On managing the last inning of the 1997 World Series between the Florida Marlins and Cleveland Indians:

I thought “Devon [White] is going to hit a sacrifice fly, get a fly ball over somebody’s head, get a base hit, whatever it may be,” We were gonna win the World Series.  When he hit the ground ball to second and they forced the guy at home, I said, “Oh my God, I’m almost out of pitching.  I gotta look at what I’m doing.”…I was looking back down at my card and just before the pitch to Edgar [Renteria], I looked up again…Just as I looked up, Edgar hit it and I looked it and it was in center field.  I’m going, “Oh my God, it’s over, and what a relief.”  I was actually relieved more because I didn’t have to continue to work on my lineup card…It was an amazing feeling.

On Game Seven of the 1997 World Series being underrated:

It’s always stuck in my craw, it’s always bothered me a little bit…I really believe had that been the Yankees [and] the Dodgers, Yankees and the Mets, it might’ve gone down as the second greatest World Series game of all time. … It was truly a better game for me than the Arizona [Diamondbacks] and Yankees [Game Seven in 2001] …It’s one of the greatest games, I think, that was ever played…I think the fact that it was Cleveland and Florida, it just didn’t get the hype that it should’ve gotten.

Note: Bob Costas and Tom Verducci looked back at Game Seven of the 1997 World Series as #13 in MLB Network’s 2011 series “MLB’s 20 Greatest Games” here.

On if he felt he was done in managing after one season in Colorado in 1999:

I didn’t think I would ever manage again.  I truly did not think that I would ever manage another Major League Baseball team. I left four million dollars on the table.  My wife wasn’t real happy about it.  I just felt like I didn’t want to go back there and try to fake my way through it.  It wasn’t the right thing to do.
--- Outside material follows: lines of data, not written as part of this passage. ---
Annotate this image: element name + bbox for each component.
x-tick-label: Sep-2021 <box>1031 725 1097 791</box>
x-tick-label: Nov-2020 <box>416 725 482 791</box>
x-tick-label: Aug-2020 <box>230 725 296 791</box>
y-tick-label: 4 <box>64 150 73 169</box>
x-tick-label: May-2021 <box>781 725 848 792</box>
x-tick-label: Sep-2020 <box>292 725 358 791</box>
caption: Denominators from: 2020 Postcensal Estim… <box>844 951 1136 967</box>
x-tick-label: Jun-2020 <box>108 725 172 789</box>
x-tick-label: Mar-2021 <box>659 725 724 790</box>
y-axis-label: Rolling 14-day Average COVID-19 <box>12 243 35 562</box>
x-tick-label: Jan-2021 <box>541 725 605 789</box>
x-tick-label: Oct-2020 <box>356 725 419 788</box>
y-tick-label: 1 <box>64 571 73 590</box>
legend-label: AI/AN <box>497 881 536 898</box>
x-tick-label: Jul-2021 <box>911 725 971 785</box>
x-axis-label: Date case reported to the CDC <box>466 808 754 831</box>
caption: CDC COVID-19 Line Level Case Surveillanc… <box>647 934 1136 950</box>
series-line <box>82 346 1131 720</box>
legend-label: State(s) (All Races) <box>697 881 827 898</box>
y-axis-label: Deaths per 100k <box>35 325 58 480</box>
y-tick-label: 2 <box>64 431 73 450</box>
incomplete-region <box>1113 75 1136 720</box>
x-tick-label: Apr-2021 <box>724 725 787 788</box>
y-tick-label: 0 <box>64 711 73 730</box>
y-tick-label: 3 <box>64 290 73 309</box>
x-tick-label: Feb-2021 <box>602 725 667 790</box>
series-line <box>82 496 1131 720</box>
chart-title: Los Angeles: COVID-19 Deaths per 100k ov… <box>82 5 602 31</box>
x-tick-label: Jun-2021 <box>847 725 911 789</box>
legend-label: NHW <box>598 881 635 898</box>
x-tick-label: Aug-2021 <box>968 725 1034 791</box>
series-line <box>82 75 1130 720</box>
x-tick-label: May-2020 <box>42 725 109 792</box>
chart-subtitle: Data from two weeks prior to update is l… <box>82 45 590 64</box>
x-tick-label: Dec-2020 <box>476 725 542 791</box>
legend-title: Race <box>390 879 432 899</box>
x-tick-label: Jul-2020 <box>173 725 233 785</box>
On taking the managerial position in Detroit in 2006:

[Detroit] was probably really the only situation [I would go to]. I live in Pittsburgh so Philadelphia would’ve been a nice little ring.  I would’ve been interested.  They had a good team, a nice, new ballpark.  But [Detroit] had more to it than a lot of other things.  I didn’t think, at my age, I was ever going to get a chance to manage the Tigers.  All of a sudden, this kind of fell in my lap. Here it was and I said, “You know what, I’m reenergized.  This is what I thought I always might have a chance to do, get a shot to do. Here it is, a little late.” But, yeah, this worked out good.

On when he will retire:

When the passion’s not there. When I start getting up in the morning and not wanting to go to work, I’ll go home. Tony [La Russa] and I are a little bit different in that I had a six-year sabbatical [from 1999-2006] and that really refreshed me. That got the battery going again.  I think that really helped me out. I think if I would’ve tried to do it like 33 straight years like Tony did, I probably would’ve stepped away too, maybe even before that.  But that six-year sabbatical, I spent some time at home and watched the kids grow up a bit.  It really refreshed me.

On what he would do if he wasn’t in baseball:

I’m embarrassed to say this, but I would’ve liked to have been in a band.  I love to sing.  I played the trumpet as a kid.  Our family sat around the piano. I never played a piano in my life, but my brother played the piano, my two sisters played.  I love it.  I still like to sing.  I’m not as good as I was at one time.  I was ok at one time…I can’t quite hit the high ones like I used to, but I was ok.  I sang weddings and I was in a choir and different things like that, and I loved it.  But this worked out a little better, I think.

I love soft rock.  I’m not into the rap too much, obviously.  I’m a little old for that….I love the oldies.  I saw “Jersey Boys” four times…I love musicals.  I saw a lot of the musicals.  I like those and participated in those in school, so that’s probably what I would’ve tried to do.  I doubt it would have worked out, but who knows?  That’s a tough business.  That’s probably tougher than our business to be successful in.